M_i(w_i)=f (W^(l)M_l(w_i-1)+W^(sl)e(w_i-1))

Wherein: f is sigmod activation primitive；W^(l)To be converted into next layer of hidden layer for semantic above in hidden layer Matrix；W^(sl)For the matrix for connecting current word with semanteme above；w_i-1For the previous word of current word；e(w_i-1) it is current The term vector of word word above.

(3.1.2) is by M_r(w_i) it is defined as the semantic hereinafter of current word wi, obtain the semantic expressiveness M hereinafter of word_r(w_i), Wherein M_r(w_i) it is defined as follows:

M_r(w_i)=f (W^(r)M_r(w_i+1)+W^(sr)e(w_i+1))

(3.2) the semantic expressiveness X of each word is obtained_i, according to the left side semantic expressiveness M of current word in step (3.1)_l (w_i), the right side semantic expressiveness M of current word_r(w_i) and current word term vector e (w_i), three carries out linear superposition summation Mode obtains X_i, as shown in Fig. 2, its Fig. 2 is the illustraton of model that the present embodiment uses the semanteme represntation of word based on loop structure, Middle X_iSpecifically be expressed as follows:

X_i=[M_i(w_i)；e(w_i)；M_r(w_i)]

(3.3) according to the semanteme represntation of word X in step (3.2)_i, a bidirectional circulating neural network is passed it through, then It can get its implicit expression U_i, implying indicates not only related with the semantic expressiveness of current word, also with state before and later State it is all related, as shown in figure 3, its Fig. 3 be the present embodiment construct the illustraton of model based on bidirectional circulating attention neural network, Wherein detailed process is as follows:

(3.3.1) obtains the implicit expression of forward direction of current word by positive transmissionSpecific formula for calculation is as follows:

Wherein: f is tanh activation primitive；The implicit expression of state before current word；X_iFor current word semantic expressiveness.
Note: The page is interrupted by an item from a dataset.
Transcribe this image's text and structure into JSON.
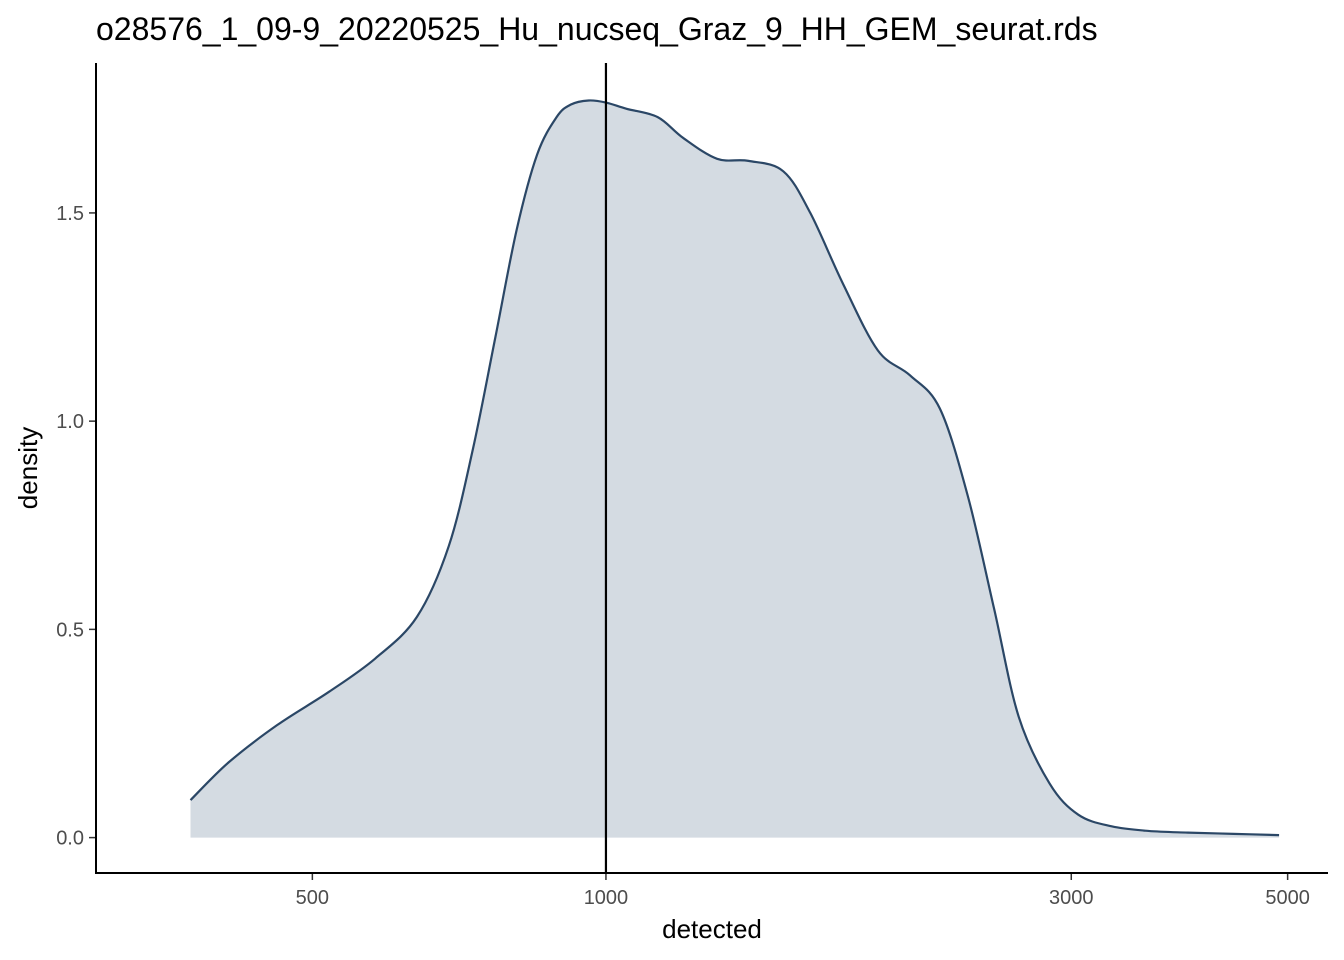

(3.3.2) obtains the reverse implicit expression of current word by inversely transmittingSpecific formula for calculation is as follows:

Wherein: f is tanh activation primitive；For the implicit expression of state after current word；X_iFor current word semanteme table Show.

(3.3.3) is indicated according to the forward direction of word in step (3.3.1) is implicitWith in step (3.3.2) word it is inverse To implicit expressionIt is attached operation in the vector that its last one state obtains respectively, obtains the final hidden of current word The U containing expression_i, specific formula for calculation is as follows:

(3.4) finally being implied according to word in step (3.3.3) indicates U_i, Automobile driving probability calculation is carried out, it will be single Word indicates to carry out the process of an Encoder-Decoder, the weight of the input value at a certain moment and the hidden layer of last moment State it is related, the two carries out similarity detection, obtains each word for whole weight, to the semantic expressiveness of each word Distribution distributes with higher weight, as shown in figure 3, detailed process is as follows keyword with different weights:

(3.4.1) obtains the implicit expression sequence [U of sentence in Encoder coding stage₁, U₂, U₃..., U_n]。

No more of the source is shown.